Histopathological diagnosis plays a very important role in patients suspected to have granulomatous mastitis. Patients can be diagnosed by fine-needle aspiration biopsy, thick-needle, or open surgery biopsy (1, 8, 15, 17). Thick-needle biopsy was utilized the most for our patients at the diagnostic stage before the treatment. Patients with mammary abscess were diagnosed by incisional biopsy during abscess drainage. If fine-needle biopsy fails to provide diagnosis or suspicion exists, diagnosis should absolutely be rendered definitive through tissue biopsy.

Histopathological analysis shows non-caseating granuloma structures upsetting the lobular structure. A great number of multi-nuclear giant cells, lymphocytes, plasma cells, epithelioid histocytes, neutrophils, and eosinophils can be seen. Micro-abscess foci can be observed as well ( 23).

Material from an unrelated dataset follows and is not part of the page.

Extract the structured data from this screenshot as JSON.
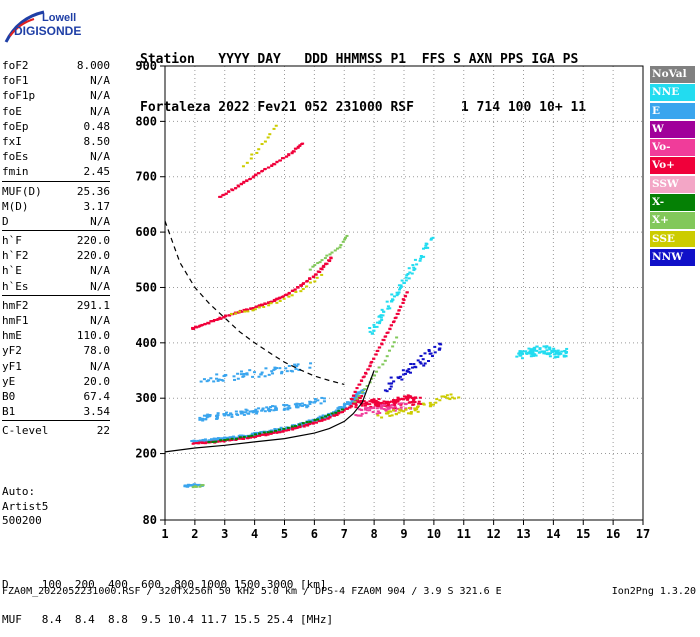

The optimal treatment for granulomatous mastitis remains to be clarified. The current modes of treatment include close follow-up, immunosuppressive medication, and surgical excision ( 3, 5, 12). GM is generally sterile; therefore, there is no need to introduce antibiotics treatment. Most of the authors have reported negative bacterial culture in their series ( 3). GM, however, can sometimes be complicated with abscess formation with mixed aerobic and anaerobic infection and chronic suppuration. Antibiotics should be administered after such conditions ( 16). Seven patients had abscess in our study. No reproductions were detected in their abscess cultures obtained during drainage. Empirical antibiotics treatment was initiated for these patients pending their culture results.

Corticosteroid administration in the treatment of granulomatous mastitis was first suggested by Dehetrogh et al. ( 24). Moreover, there are also studies which have shown that corticosteroid treatment was useful in some resistant cases where no organisms could be found ( 25). Corticosteroids should be started at a daily dose of 1mg/kg/day and should slowly be tampered according to clinical response ( 17). Corticosteroid treatment might be continued at a high dose until the lesions are completely eliminated. Response to treatment is seen within the first week but sometimes complete recovery may take a couple of months (3, 17). It has also been mentioned that recurrence was seen following the stopping or lowering of dosage of corticosteroid treatment in more than half of the recurring cases (17, 20). Patients on corticosteroid treatment should be closely followed up with regards to glucose intolerance and Cushing’s disease ( 12). The elimination of tuberculosis particularly in underdeveloped countries proves to be important before initiating corticosteroid treatment. Successful treatment has also been reported by methotrexate and azathioprine administration. In this manner, immunosuppressive treatment was found to reduce corticosteroid use, control the inflammatory process, and prevent following complications (5, 25). The recommended treatment of IGM is complete surgical excision in combination with corticosteroid administration as the disease in autoimmune-based (12, 26, 27).

Granulomatous mastitis may simulate breast cancer both clinically and radiologically. Recurrence is seen in cases where solely corticosteroid or surgical treatment is performed. The combination of corticosteroid administration and surgical treatment significantly reduces the rate of recurrence. Therefore, this combination can be recommended as selective treatment.